Was vom Tage übrigbleibt: Der seltsame Fall der Petra Hinz

Stellen Sie sich vor, es gibt eine Berufspolitikerin, die seit 11 Jahren im deutschen Bundestag sitzt. Ihr offizieller Lebenslauf weist Abitur sowie Jura-Studium mit Staatsexamen und anschließende Tätigkeit bei führenden Konzernen auf. Ihr Wahlkreis, ihre Bundestagsfraktion haben augenscheinlich nie genauer nachgefragt nach ihrem Karriereweg, haben die gelieferten Erklärungen so wie es aussieht als gegeben akzeptiert und auch nie formelle Nachweise verlangt – genauso wie scheinbar auch der Bundestag selbst die gelieferten Angaben einfach ungeprüft als wahr nahm.

11 Jahre hat diese Frau also auf Basis unrichtiger Angaben ihr politisches Amt ausgeübt, wurde bestellt, wiedergewählt, verrichtete die Tagesarbeit einer Mandatarin und arbeitete durchaus ambitioniert auch für die Menschen aus der Region aus der sie stammte.

Das einzig auffällige an ihrer Tätigkeit war in all den Jahren vor allem der überdurchschnittlich hohe Wechsel in ihrem persönlichen Mitarbeiterstab - Hinz galt als schwierig, aufbrausend, mit Hang zum Kontrollzwang - augenscheinlich auch ihrem erfundenen Lebenskonstrukt geschuldet. Doch obwohl diese Schwäche im Umgang mit Mitarbeitern in ihrer Fraktion bekannt war, saß sie bis zuletzt auf einem scheinbar sicherem Mandat - ihr Bezirk hatte sie auch für den anstehenden Parteitag wieder als einzige Kandidatin nominiert.

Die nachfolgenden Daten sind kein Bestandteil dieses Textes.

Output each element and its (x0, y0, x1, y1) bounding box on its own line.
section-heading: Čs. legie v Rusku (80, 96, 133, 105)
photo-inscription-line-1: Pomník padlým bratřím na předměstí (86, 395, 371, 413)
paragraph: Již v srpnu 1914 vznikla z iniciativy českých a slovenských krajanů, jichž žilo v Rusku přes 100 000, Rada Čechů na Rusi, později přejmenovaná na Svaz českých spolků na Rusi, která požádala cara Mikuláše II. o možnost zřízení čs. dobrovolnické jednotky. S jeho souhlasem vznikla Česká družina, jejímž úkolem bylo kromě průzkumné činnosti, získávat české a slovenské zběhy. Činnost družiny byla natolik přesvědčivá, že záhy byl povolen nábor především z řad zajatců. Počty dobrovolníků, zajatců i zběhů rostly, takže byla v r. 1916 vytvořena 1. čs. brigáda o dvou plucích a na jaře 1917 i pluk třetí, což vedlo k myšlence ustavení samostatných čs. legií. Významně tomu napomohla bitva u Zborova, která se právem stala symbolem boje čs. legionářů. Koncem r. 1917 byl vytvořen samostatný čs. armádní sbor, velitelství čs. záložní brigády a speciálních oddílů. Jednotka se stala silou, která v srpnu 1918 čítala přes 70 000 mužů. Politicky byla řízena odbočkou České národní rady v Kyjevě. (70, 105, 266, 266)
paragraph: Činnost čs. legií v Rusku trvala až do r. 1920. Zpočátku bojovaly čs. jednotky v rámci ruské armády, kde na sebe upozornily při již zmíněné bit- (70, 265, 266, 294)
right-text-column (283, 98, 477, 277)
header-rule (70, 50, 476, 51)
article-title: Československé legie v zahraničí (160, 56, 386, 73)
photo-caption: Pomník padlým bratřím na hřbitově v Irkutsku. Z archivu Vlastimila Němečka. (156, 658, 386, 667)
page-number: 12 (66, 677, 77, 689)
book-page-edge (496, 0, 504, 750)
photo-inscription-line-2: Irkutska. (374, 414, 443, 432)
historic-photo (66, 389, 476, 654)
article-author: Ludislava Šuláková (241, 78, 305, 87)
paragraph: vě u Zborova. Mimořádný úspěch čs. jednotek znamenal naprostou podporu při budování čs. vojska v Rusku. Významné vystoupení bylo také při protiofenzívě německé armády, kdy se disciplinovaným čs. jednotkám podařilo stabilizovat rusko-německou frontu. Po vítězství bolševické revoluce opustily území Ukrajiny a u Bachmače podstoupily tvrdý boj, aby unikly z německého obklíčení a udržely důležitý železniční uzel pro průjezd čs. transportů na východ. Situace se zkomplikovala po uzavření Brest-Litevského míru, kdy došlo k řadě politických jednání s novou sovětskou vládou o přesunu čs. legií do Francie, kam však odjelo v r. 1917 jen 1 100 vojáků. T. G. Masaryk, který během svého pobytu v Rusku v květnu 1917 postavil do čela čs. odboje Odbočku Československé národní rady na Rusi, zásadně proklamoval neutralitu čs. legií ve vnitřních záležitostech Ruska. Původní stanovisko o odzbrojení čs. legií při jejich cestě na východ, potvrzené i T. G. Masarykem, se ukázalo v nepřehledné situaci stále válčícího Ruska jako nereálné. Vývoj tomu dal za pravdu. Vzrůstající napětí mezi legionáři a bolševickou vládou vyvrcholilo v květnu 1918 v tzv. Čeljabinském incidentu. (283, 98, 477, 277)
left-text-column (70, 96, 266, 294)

Bis dann erste Gerüchte gestreut wurden, und Medienvertreter Informationen über den falschen Lebenslauf gesteckt bekamen. Man kann nur mutmaßen, ob die Absender dieser Informationen in den Reihen der eigenen Landespartei zu suchen sind, oder doch bei den ehemaligen Mitarbeitern zu finden wären. Fakt ist, dass der Druck schlussendlich zu groß wurde für Hinz und sie ihr Mandat zurücklegte. Der unbeteiligte Beobachter bleibt verblüfft zurück - wie kann es sein, daß ein Mandatar des deutschen Bundestages einen gefakten Lebenslauf vorlegt, und dieser augenscheinlich weder von der eigenen Partei, noch vom Bundestag selbst überprüft und validiert wird?

Oder hat man in der Landespartei von Hinz sehr wohl schon länger gewusst, daß ihre Geschichte ein Lügenkonstrukt ist, aber aus Parteiräson stillgehalten? Welche Antwort man auch immer auf diese Fragen gibt, es macht die Sache nicht besser und man bleibt fassungslos vor diesem Beweis der Unzulänglichkeit des politischen Systems zurück.